La récente COP 22 qui s'est tenue à Marrakech, au Maroc a mis en lumière la nouvelle politique énergétique du pays, essentiellement axée sur le renouvelable et le développement de centrales solaires ultra-modernes.

Le royaume est devenu peu à peu un exemple en la matière, au rythme de la mise en œuvre d'une politique énergétique audacieuse lancée depuis plusieurs années déjà et au cœur de laquelle les énergies renouvelables briguent les premiers rôles. 
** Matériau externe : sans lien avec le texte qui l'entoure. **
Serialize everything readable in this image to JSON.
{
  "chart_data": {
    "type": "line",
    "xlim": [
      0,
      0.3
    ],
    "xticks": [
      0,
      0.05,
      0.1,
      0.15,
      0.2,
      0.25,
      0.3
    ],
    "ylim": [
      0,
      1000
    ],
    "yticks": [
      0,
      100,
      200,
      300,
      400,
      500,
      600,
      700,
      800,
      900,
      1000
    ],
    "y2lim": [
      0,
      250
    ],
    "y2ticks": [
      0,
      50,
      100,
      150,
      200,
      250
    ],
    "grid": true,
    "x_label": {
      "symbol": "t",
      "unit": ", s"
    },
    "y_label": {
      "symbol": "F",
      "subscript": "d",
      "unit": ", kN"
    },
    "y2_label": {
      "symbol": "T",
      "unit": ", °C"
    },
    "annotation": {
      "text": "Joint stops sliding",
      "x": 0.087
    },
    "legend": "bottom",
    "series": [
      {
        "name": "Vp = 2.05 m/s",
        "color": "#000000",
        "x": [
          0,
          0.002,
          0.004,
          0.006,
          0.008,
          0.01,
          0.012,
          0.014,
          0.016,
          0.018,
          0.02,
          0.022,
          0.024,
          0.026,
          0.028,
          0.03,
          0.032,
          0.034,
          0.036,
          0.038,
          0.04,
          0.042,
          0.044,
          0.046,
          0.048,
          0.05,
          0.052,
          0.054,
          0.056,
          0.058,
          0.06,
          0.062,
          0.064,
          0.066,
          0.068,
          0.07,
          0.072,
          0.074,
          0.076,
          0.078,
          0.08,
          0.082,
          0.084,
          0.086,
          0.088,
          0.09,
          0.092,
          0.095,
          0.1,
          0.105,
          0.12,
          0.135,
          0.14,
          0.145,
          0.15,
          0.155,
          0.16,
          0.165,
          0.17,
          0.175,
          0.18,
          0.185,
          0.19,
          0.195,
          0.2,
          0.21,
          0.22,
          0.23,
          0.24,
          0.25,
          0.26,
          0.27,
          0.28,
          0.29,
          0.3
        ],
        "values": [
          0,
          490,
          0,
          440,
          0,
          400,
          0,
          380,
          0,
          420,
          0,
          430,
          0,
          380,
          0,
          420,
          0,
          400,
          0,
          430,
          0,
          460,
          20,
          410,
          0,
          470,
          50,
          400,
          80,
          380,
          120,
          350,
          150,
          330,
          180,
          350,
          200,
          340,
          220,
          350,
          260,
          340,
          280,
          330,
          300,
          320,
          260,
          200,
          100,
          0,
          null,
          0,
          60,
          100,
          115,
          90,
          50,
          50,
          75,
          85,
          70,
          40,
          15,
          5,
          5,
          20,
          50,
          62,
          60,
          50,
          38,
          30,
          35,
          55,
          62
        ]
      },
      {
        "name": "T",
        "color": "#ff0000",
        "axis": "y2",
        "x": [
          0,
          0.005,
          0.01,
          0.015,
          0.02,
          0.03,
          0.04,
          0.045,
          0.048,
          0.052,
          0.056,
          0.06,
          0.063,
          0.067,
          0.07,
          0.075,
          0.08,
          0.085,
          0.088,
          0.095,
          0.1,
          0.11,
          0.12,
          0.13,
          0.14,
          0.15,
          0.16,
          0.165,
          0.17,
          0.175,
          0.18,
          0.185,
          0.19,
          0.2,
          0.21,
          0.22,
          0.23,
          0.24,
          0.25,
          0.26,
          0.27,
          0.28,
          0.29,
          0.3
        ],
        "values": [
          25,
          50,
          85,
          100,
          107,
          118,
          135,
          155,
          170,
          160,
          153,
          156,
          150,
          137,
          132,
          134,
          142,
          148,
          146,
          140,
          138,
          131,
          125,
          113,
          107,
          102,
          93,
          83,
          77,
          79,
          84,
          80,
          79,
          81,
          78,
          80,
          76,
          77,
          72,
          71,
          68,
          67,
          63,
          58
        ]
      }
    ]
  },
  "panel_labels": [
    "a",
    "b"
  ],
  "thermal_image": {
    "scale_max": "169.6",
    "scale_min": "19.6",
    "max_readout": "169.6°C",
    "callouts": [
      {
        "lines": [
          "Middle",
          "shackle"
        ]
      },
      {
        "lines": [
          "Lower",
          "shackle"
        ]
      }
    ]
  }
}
Le gouvernement marocain a en effet pris conscience de la nécessité de changer son modèle et la raison et principalement financière, le coût de l'importation d'énergie peut-être effectivement très élevé, à cela s’additionne le fait que la livraison peut également être une source de stress économique pour l'Etat si ce dernier ne s’approvisionne pas assez. Dépendant à 95%, le Maroc réduit chaque année ses capacités financières à cause de ces achats de pétrole et gaz venus de l'extérieur, avec de l'électricité produite sur place, cela fait une sérieuse épine de moins dans le pied.

Pour y remédier, le Maroc s'est fixé l'objectif d'atteindre 52% d'énergies renouvelables dans son mix électrique d'ici 2030. Une initiative souhaitée par le Roi Mohammed VI en clôture de la COP21 de Paris en 2015. Pour preuve de cet engagement, le droit à un environnement sain a été inscrit dans la Constitution du pays.

Le Maroc dispose de ressources exceptionnelles afin de faire de cet objectif une réalité : de vastes zones inoccupées et un soleil radieux. Ces deux éléments font fonctionner à merveille l'industrie du solaire. Depuis le début de l'année, la centrale géante « Noor » située à Ouarzazate en est le parfait exemple. 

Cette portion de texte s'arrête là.